Now, the sad part is that we only discovered these issues in production and the customer is complaining that we did a bad job. Lets look at this a little more… Firstly, the customer did sign off the implentation (through some basic UAT tests). Their UAT tests did not include any kind of serious load testing. They knew that they would see 200 or maybe 300 thousand rows of data in production, but only tested with 10% of that. Second, we warned them that the interface was slow and asked if it was acceptable. We chased them about it too, but never had a response. By the time we went to UAT we decided it was their problem as we had done all we could. Thirdly, in the specifications that were provided and signed off by the customer, the estimated amount of data that we would process in a day was not more than 50 kilobytes. The final problem here was that because this interface is running in batch and is dealing with a lot of data, it would have been better to implement it as an ETL project, not EAI. But that decision is strangely out of our hands and in the hands of the customer, for some strange political reason. And sadly the customer had never heard of ETL. There is another issue in that the SAP connector for the ETL package is something like 500,000 US dollars. And even though there has been a lot of rework using expensive consultants, we cost a lot less than 500,000 USD!

Lessons learn?

1) Get the requirements right!

2) If you notice slow transactions during unit testing, chase it up and start doing some performance testing and thinking of how to fix it.

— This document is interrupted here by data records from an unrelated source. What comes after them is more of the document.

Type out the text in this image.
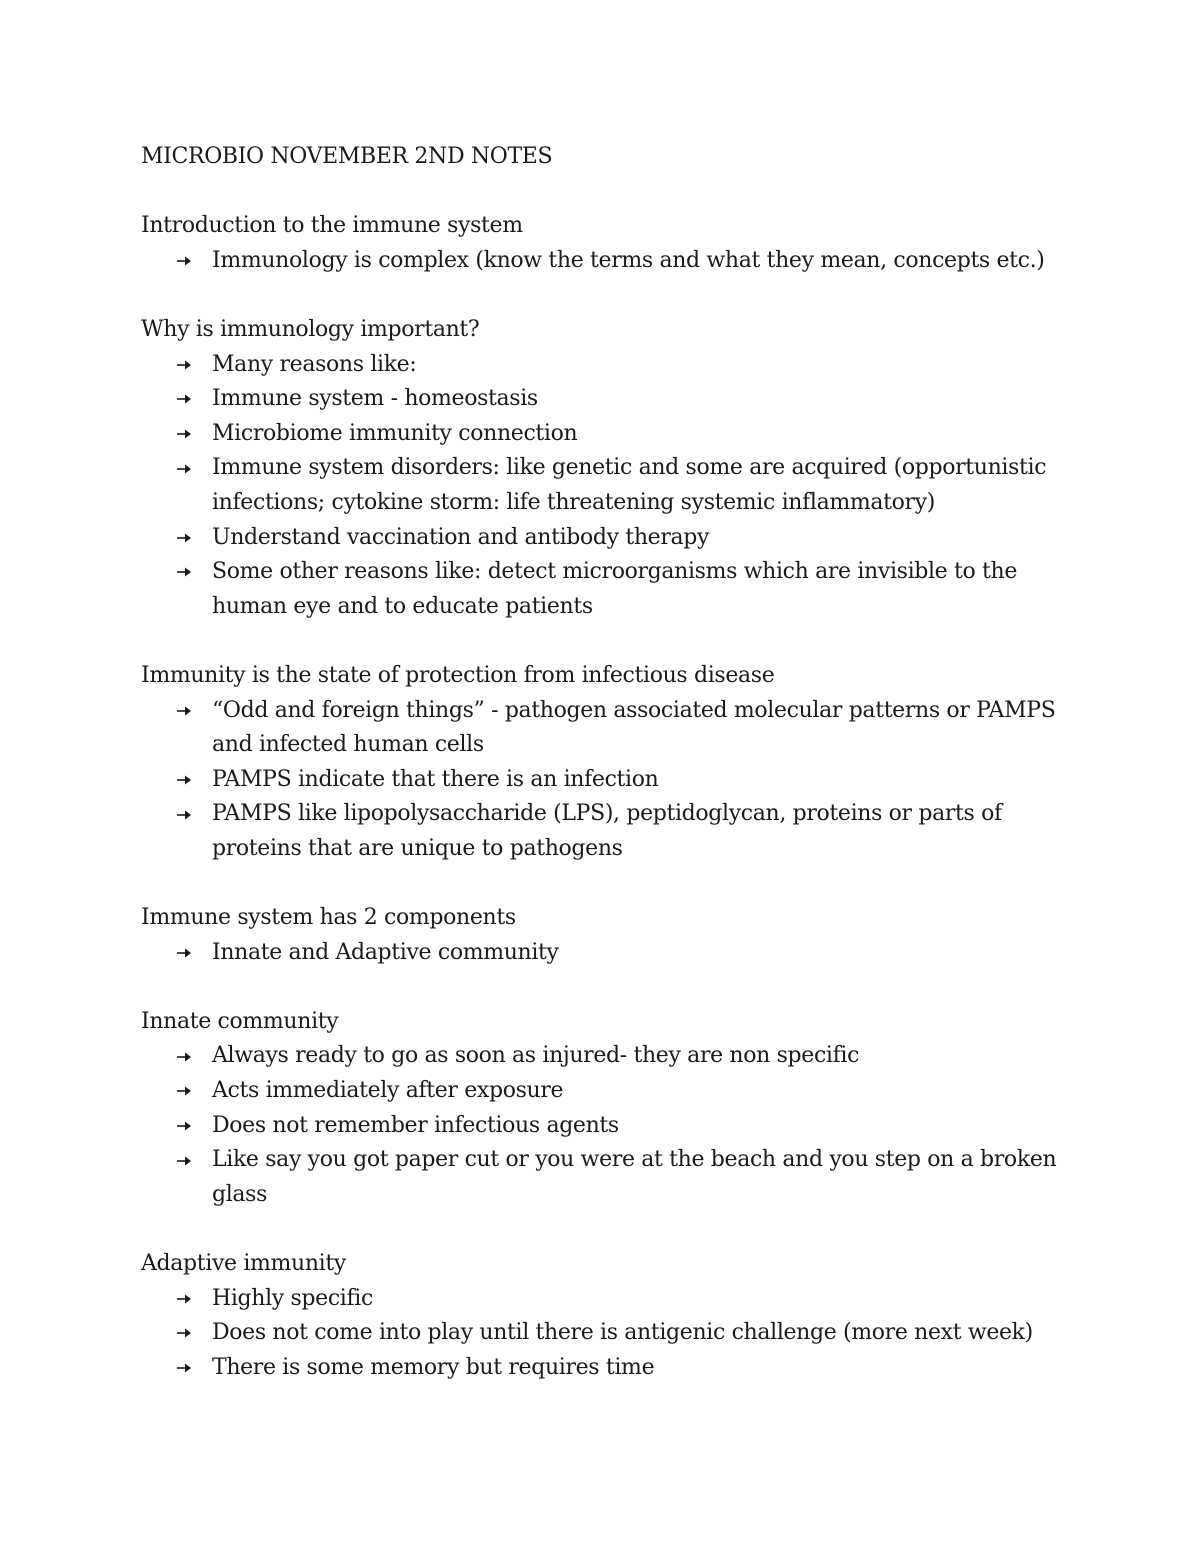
MICROBIO NOVEMBER 2ND NOTES
Introduction to the immune system
Immunology is complex (know the terms and what they mean, concepts etc.)
Why is immunology important?
Many reasons like:
Immune system - homeostasis
Microbiome immunity connection
Immune system disorders: like genetic and some are acquired (opportunistic infections; cytokine storm: life threatening systemic inflammatory)
Understand vaccination and antibody therapy
Some other reasons like: detect microorganisms which are invisible to the human eye and to educate patients
Immunity is the state of protection from infectious disease
“Odd and foreign things” - pathogen associated molecular patterns or PAMPS and infected human cells
PAMPS indicate that there is an infection
PAMPS like lipopolysaccharide (LPS), peptidoglycan, proteins or parts of proteins that are unique to pathogens
Immune system has 2 components
Innate and Adaptive community
Innate community
Always ready to go as soon as injured- they are non specific
Acts immediately after exposure
Does not remember infectious agents
Like say you got paper cut or you were at the beach and you step on a broken glass
Adaptive immunity
Highly specific
Does not come into play until there is antigenic challenge (more next week)
There is some memory but requires time
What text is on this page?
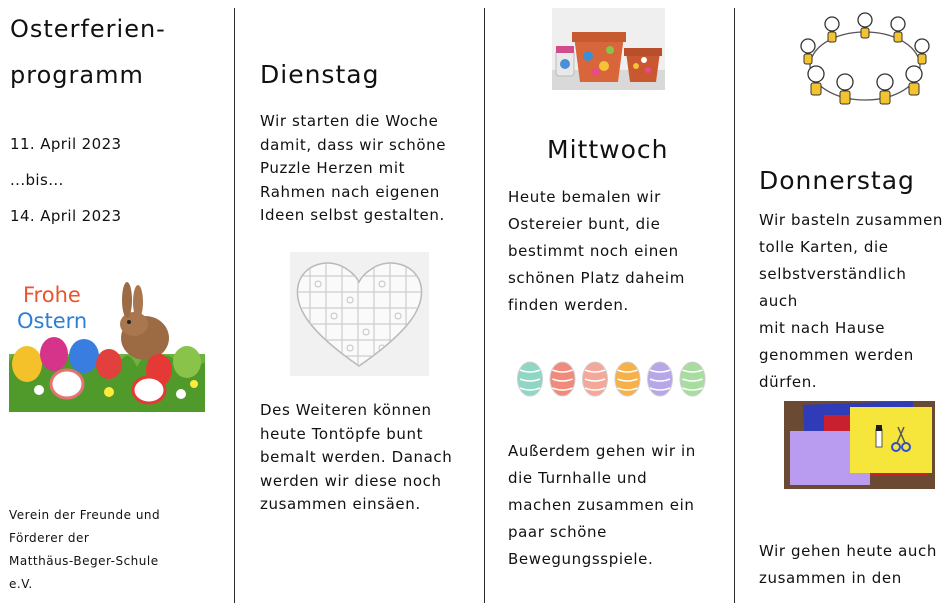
Osterferien-

programm

11. April 2023
...bis...
14. April 2023
Frohe
Ostern
Verein der Freunde und
Förderer der
Matthäus-Beger-Schule
e.V.
Dienstag
Wir starten die Woche
damit, dass wir schöne
Puzzle Herzen mit
Rahmen nach eigenen
Ideen selbst gestalten.
Des Weiteren können
heute Tontöpfe bunt
bemalt werden. Danach
werden wir diese noch
zusammen einsäen.
Mittwoch
Heute bemalen wir
Ostereier bunt, die
bestimmt noch einen
schönen Platz daheim
finden werden.
Außerdem gehen wir in
die Turnhalle und
machen zusammen ein
paar schöne
Bewegungsspiele.
Donnerstag
Wir basteln zusammen
tolle Karten, die
selbstverständlich auch
mit nach Hause
genommen werden
dürfen.
Wir gehen heute auch
zusammen in den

Do root cause analysis to really work out what the problem is, so that it takes less time to analyse in production.

3) If the customer is not experienced enough to do realistic testing in UAT, give them a hand by suggesting some scenarios.

4) Really get the requirements right! We were asked to build the equivalent of a car to drive from London to Edinburgh and back, a few times a day and the customer wasnt happy that he couldnt send his entire army within 24 hours!